Proportional Choosability: A New List Analogue of Equitable Coloring

Time

-

Locations

Rettaliata Engineering Center, Room 106

Host

Department of Applied Mathematics

Speaker

Jeff Mudrock
Department of Applied Mathematics, Illinois Institute of Technology
http://jmudrock.weebly.com/

Description

The study of equitable coloring began with a conjecture of Erdos in 1964, and it was formally introduced by Meyer in 1973. An equitable \(k\)-coloring of a graph \(G\) is a proper \(k\)-coloring of \(G\) such that the sizes of the color classes differ by at most one. In 2003, Kostochka, Pelsmajer, and West introduced a list analogue of equitable coloring, called equitable choosability.

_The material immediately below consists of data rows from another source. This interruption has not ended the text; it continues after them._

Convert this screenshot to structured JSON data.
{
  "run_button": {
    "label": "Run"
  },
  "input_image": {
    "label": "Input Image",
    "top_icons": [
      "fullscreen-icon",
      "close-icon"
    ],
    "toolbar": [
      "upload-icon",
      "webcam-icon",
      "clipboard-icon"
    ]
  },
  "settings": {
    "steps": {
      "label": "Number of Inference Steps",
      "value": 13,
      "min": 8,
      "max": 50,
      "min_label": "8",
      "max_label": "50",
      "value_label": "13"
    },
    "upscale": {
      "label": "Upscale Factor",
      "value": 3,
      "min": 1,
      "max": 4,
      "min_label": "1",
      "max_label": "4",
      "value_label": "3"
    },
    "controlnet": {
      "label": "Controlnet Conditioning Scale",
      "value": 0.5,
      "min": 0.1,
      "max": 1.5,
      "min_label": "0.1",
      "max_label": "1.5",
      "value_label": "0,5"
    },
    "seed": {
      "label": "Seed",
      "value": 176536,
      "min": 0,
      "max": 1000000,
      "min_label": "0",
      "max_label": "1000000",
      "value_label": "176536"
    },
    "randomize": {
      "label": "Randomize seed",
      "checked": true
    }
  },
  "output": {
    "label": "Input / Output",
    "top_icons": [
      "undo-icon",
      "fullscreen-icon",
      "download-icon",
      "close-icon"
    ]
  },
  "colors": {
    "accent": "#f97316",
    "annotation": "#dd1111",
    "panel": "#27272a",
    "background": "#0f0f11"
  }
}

Specifically, given lists of available colors of size \(k\) at each vertex of a graph \(G\), a proper list coloring is equitable if each color appears on at most \(\lceil |V(G)|/k\rceil\) vertices. Graph \(G\) is equitably \(k\)-choosable if such a coloring exists whenever all the lists have size \(k\).

In this talk we introduce a new list analogue of equitable coloring which we call proportional choosability. For this new notion, the number of times we use a color must be proportional to the number of lists in which the color appears. Proportional \(k\)-choosability implies both equitable \(k\)-choosability and equitable \(k\)-colorability, and the graph property of being proportionally \(k\)-choosable is monotone. We will discuss proportional choosability of graphs with small order, completely characterize proportionally \(2\)-choosable graphs, and illustrate some of the techniques we have used to prove results. This is joint work with Hemanshu Kaul, Michael Pelsmajer, and Benjamin Reiniger.